Nicola Zingaretti, governatore della Regione Lazio
Una decisione forte quella presa dal presidente della Regione Lazio Nicola Zingaretti, nella veste di commissario ad acta della sanità, che ha emesso lo scorso 12 maggio il decreto U00152 «Rete per la Salute della Donna, della Coppia e del Bambino: ridefinizione e riordino delle funzioni e delle attività dei Consultori Familiari regionali» secondo il quale, da ora in poi, nei consultori familiari della Regione Lazio non sarà possibile per i medici opporre obiezione di coscienza rispetto alla prescrizione della pillola del giorno dopo, l'applicazione della spirale e la certificazione che attesta la volontà di una donna di abortire.
Questo autorevole ma, secondo alcuni, addirittura illegale provvedimento considera possibile l'obiezione di coscienza solo per gli operatori che praticano l'interruzione volontaria di gravidanza vera e propria. Si legge, infatti, nel decreto: «In merito all'esercizio dell'obiezione di coscienza fra i medici ginecologi, che dati recenti pongono al 69,3% in Italia, si ribadisce come questa riguardi l'attività degli operatori impegnati esclusivamente nel trattamento dell'interruzione volontaria di gravidanza, di seguito denominata Ivg. Al riguardo, si sottolinea che il personale operante nel Consultorio Familiare non è coinvolto direttamente nella effettuazione di tale pratica, bensì solo in attività di attestazione dello stato di gravidanza e certificazione attestante la richiesta inoltrata dalla donna di effettuare Ivg. Per analogo motivo, il personale operante nel Consultorio è tenuto alla prescrizione di contraccettivi ormonali, sia routinaria che in fase post-coitale, nonché all'applicazione di sistemi contraccettivi meccanici, vedi Iud (“Intra uterine devices”)”».
In poche parole, i medici sono tenuti a prescrivere la pillola del giorno dopo, applicare la spirale e certificare la volontà di una donna di abortire, indipendentemente dal proprio credo interiore e principi etici, dando per scontato che la legge 194 preveda l’obiezione di coscienza solo per l’atto abortivo e non, anche, per tutto ciò che lo precede. Rifiutare dunque il rilascio di quei fondamentali documenti sarebbe, di fatto, un abuso e anche chi lavora in una struttura pubblica e si dichiara obiettore di coscienza, nella regione Lazio dovrà garantire tali attività.

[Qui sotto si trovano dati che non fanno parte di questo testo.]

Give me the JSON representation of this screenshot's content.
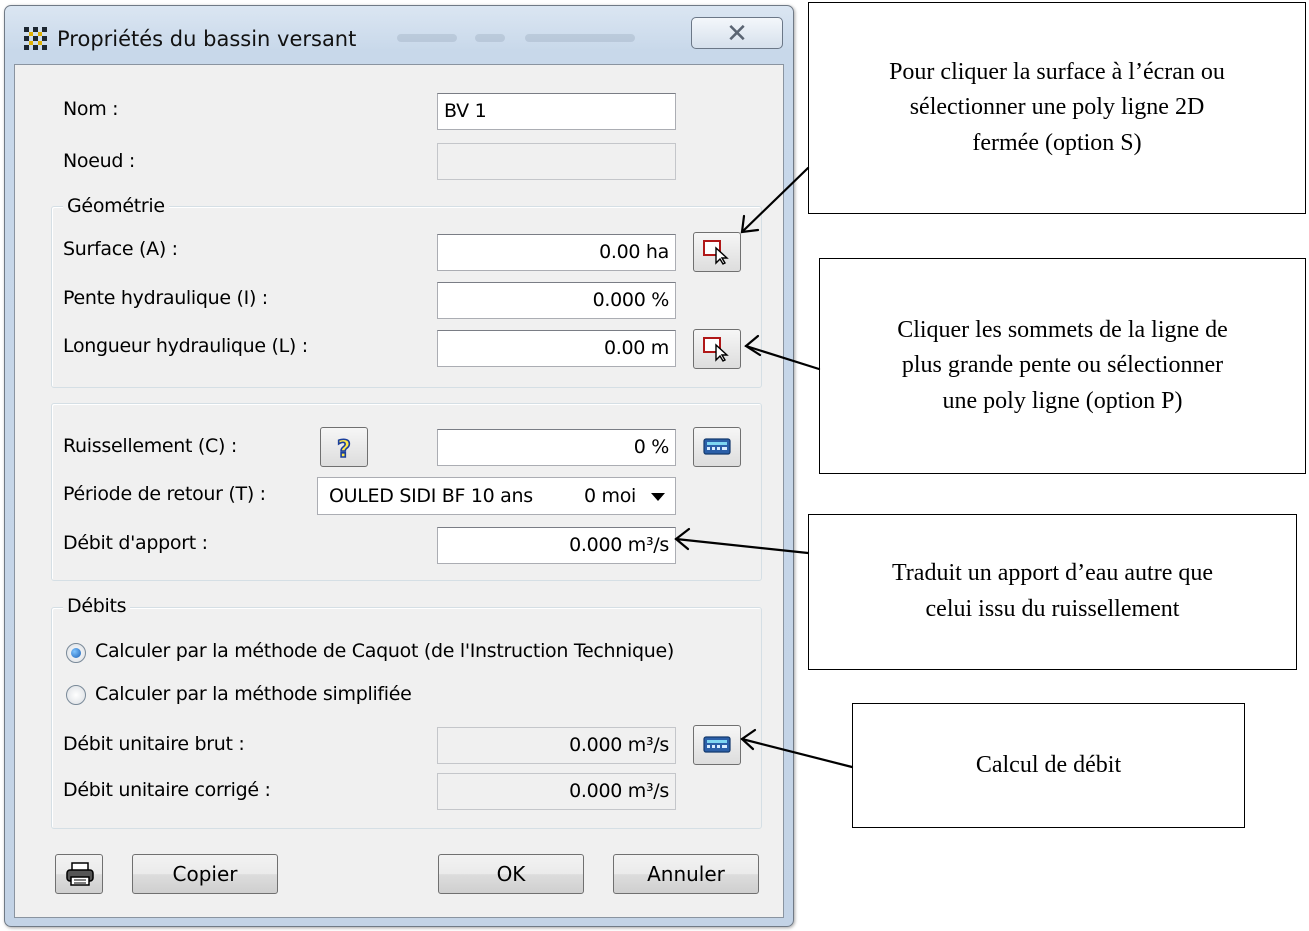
{
  "window": {
    "title": "Propriétés du bassin versant",
    "close_glyph": "✕"
  },
  "fields": {
    "nom": {
      "label": "Nom :",
      "value": "BV 1"
    },
    "noeud": {
      "label": "Noeud :",
      "value": ""
    }
  },
  "geometrie": {
    "title": "Géométrie",
    "surface": {
      "label": "Surface (A) :",
      "value": "0.00 ha",
      "pick_icon": "pick-on-screen-icon"
    },
    "pente": {
      "label": "Pente hydraulique (I) :",
      "value": "0.000 %"
    },
    "longueur": {
      "label": "Longueur hydraulique (L) :",
      "value": "0.00 m",
      "pick_icon": "pick-on-screen-icon"
    }
  },
  "hydro": {
    "ruissellement": {
      "label": "Ruissellement (C) :",
      "value": "0 %",
      "help_icon": "question-mark-icon",
      "calc_icon": "calculator-icon"
    },
    "periode": {
      "label": "Période de retour (T) :",
      "selected": "OULED SIDI BF 10 ans",
      "selected_extra": "0 moi"
    },
    "apport": {
      "label": "Débit d'apport :",
      "value": "0.000 m³/s"
    }
  },
  "debits": {
    "title": "Débits",
    "radio_caquot": {
      "label": "Calculer par la méthode de Caquot (de l'Instruction Technique)",
      "checked": true
    },
    "radio_simplifiee": {
      "label": "Calculer par la méthode simplifiée",
      "checked": false
    },
    "brut": {
      "label": "Débit unitaire brut :",
      "value": "0.000 m³/s",
      "calc_icon": "calculator-icon"
    },
    "corrige": {
      "label": "Débit unitaire corrigé :",
      "value": "0.000 m³/s"
    }
  },
  "buttons": {
    "print_icon": "printer-icon",
    "copier": "Copier",
    "ok": "OK",
    "annuler": "Annuler"
  },
  "callouts": {
    "surface": [
      "Pour cliquer la surface à l’écran ou",
      "sélectionner une poly ligne 2D",
      "fermée (option S)"
    ],
    "longueur": [
      "Cliquer les sommets de la ligne de",
      "plus grande pente ou sélectionner",
      "une poly ligne (option P)"
    ],
    "apport": [
      "Traduit un apport d’eau autre que",
      "celui issu du ruissellement"
    ],
    "calcul": [
      "Calcul de débit"
    ]
  },
  "colors": {
    "titlebar": "#c8d8ea",
    "client": "#f0f0f0",
    "radio_checked": "#1a5fb4"
  }
}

Ma è un terreno scivoloso su cui occorrerà fare chiarezza perché, a fronte dell’applauso dei sostenitori del decreto, è stata, viceversa, registrata una forte opposizione che ha parlato addirittura di violazione palese della legge 194 e del principio della libertà personale. «All’articolo 9 della legge si specifica che l’obiezione di coscienza vale anche per i percorsi descritti dagli articoli 5 e 7, proprio quelli relativi alla certificazione. Non c’è possibilità di interpretare diversamente la norma», ha affermato Olimpia Tarzia, presidente del Movimento PER Politica Etica Responsabilità e Vicepresidente della Commissione Cultura. “Per analogo motivo legato all’articolo 9 della legge 194, il medico non è obbligato a prescrivere abortivi. Siamo davanti a un’attribuzione impropria di potere che mette in conflitto la legislazione regionale e quella nazionale, contatterò tutte le associazioni di medici e farmacisti perché si appellino al Tar e solleverò la questione di fronte al Parlamento».